In the NetApp Console

  • A NetApp Console user account with Organization Admin privileges for discovering resources.

  • A Console organization with at least one active Console agent connecting to on-premises ONTAP clusters or to Cloud Volumes ONTAP in AWS or in Azure.

  • The Console agent must have the cloudmanager-ransomware-protection container in an active state.

  • At least one Console system with a NetApp on-premises ONTAP cluster or Cloud Volumes ONTAP in AWS or Azure. Ransomware Resilience supports both NAS (NFS and SMB) and SAN (iSCSI, FC, and NVMe) protocols.

    • ONTAP or Cloud Volumes ONTAP clusters with ONTAP OS version 9.11.1 or greater are supported.

      Note SAN workloads are supported only in ONTAP 9.17.1 and later.

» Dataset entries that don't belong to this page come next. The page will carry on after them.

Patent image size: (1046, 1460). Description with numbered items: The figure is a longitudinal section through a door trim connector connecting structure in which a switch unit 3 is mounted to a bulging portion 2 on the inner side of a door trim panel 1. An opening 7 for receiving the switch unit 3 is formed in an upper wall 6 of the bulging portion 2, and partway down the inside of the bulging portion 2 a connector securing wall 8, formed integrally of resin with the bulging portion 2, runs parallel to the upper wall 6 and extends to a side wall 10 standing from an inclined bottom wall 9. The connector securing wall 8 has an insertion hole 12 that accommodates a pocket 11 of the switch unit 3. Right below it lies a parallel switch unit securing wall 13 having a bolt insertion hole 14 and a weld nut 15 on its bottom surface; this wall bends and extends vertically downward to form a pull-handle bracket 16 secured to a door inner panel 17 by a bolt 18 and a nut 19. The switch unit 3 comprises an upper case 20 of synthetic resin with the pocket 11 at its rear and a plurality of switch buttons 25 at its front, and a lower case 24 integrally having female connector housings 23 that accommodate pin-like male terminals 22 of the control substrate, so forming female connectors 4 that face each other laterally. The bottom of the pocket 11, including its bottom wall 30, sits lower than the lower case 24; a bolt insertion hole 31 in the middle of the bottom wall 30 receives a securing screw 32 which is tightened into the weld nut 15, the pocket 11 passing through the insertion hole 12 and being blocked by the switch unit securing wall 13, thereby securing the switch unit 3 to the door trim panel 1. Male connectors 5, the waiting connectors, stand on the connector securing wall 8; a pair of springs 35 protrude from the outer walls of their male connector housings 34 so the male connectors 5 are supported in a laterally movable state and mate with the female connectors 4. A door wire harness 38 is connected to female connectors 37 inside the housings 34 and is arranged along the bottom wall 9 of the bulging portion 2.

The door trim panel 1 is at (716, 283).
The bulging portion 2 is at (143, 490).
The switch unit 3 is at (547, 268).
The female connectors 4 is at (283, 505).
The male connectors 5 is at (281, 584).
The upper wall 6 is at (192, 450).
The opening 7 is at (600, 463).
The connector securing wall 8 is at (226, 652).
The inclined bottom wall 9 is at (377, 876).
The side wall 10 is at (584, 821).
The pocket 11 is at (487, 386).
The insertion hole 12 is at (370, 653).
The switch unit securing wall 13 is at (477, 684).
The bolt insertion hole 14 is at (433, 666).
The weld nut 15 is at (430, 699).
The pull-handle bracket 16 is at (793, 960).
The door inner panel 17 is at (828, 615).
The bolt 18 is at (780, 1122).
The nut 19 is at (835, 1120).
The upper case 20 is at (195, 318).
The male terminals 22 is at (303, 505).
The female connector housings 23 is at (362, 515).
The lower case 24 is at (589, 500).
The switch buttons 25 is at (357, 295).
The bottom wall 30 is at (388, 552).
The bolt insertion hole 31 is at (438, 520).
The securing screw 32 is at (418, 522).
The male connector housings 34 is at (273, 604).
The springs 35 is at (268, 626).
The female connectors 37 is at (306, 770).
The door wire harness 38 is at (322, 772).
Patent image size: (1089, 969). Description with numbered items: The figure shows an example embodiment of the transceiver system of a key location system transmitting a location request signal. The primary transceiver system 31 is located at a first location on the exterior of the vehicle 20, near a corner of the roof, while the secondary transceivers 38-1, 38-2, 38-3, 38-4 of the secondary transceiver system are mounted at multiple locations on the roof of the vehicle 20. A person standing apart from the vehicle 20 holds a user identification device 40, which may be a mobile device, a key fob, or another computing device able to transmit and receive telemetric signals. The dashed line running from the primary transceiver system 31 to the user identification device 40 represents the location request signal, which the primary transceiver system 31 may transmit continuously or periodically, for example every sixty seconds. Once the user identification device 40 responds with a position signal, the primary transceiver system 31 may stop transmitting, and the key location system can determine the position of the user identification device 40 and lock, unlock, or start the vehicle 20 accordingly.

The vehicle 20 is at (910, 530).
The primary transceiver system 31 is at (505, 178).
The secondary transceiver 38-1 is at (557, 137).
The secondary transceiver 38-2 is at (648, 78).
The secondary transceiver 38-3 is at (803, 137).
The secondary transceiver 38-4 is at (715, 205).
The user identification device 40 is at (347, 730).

    • If your on-premises ONTAP clusters or Cloud Volumes ONTAP in AWS or in Azure cloud are not already onboarded in the Console, you need a Console agent.

      Refer to Learn how to configure a Console agent and standard Console requirements.

      Note If you have multiple Console agents in a single Console organization, the Ransomware Resilience will scan ONTAP resources across all Console agents beyond the one that is currently selected in the Console UI.

In ONTAP 9.11.1 and later

  • An ONTAP One license is enabled on the on-premises ONTAP instance.

  • A license for NetApp Autonomous Ransomware Protection, used by Ransomware Resilience, enabled on the on-premises ONTAP instance, depending on the version of ONTAP you are using. Refer to Autonomous Ransomware Protection overview.

    Note The general release of Ransomware Resilience, unlike the Preview release, includes a license for NetApp Autonomous Ransomware Protection technology. Refer to Autonomous Ransomware Protection overview for details.

    For more licensing details, refer to Learn about Ransomware Resilience.

  • To apply protection configurations (such as enabling Autonomous Ransomware Protection and others), Ransomware Resilience needs admin permissions on the ONTAP cluster. The ONTAP cluster should have been onboarded using ONTAP cluster admin user credentials only.

  • If the ONTAP cluster is already onboarded in the Console using non-admin user credentials, then the non-admin user permissions must be updated with necessary permissions by logging into the ONTAP cluster, described on this page.

For data backups

  • An account in NetApp StorageGRID, AWS S3, Azure Blob, or Google Cloud Platform for backup targets and the access permissions set.

    Refer to the AWS, Azure, or S3 permissions list for details.

  • NetApp Backup and Recovery does not need to be enabled on the system.

    Ransomware Resilience helps configure a backup destination through the Settings option. See Configure settings.

Update non-admin user permissions in an ONTAP system

If you need to update non-admin user permissions for a particular system, complete these steps.

  1. Log in to the Console and look for the system that needs its ONTAP user permissions updated.

  2. Select the system to see details.

  3. Select View additional information to display the username.

  4. Log in to the ONTAP cluster CLI using the admin user.

  5. Display the existing roles for that user. Enter:

    security login show -user-or-group-name <username>

  6. Change the role for the user. Enter:

    security login modify -user-or-group-name <username> -application console|http|ontapi|ssh|telnet -authentication-method password -role admin

  7. Return to the Ransomware Resilience UI to use it.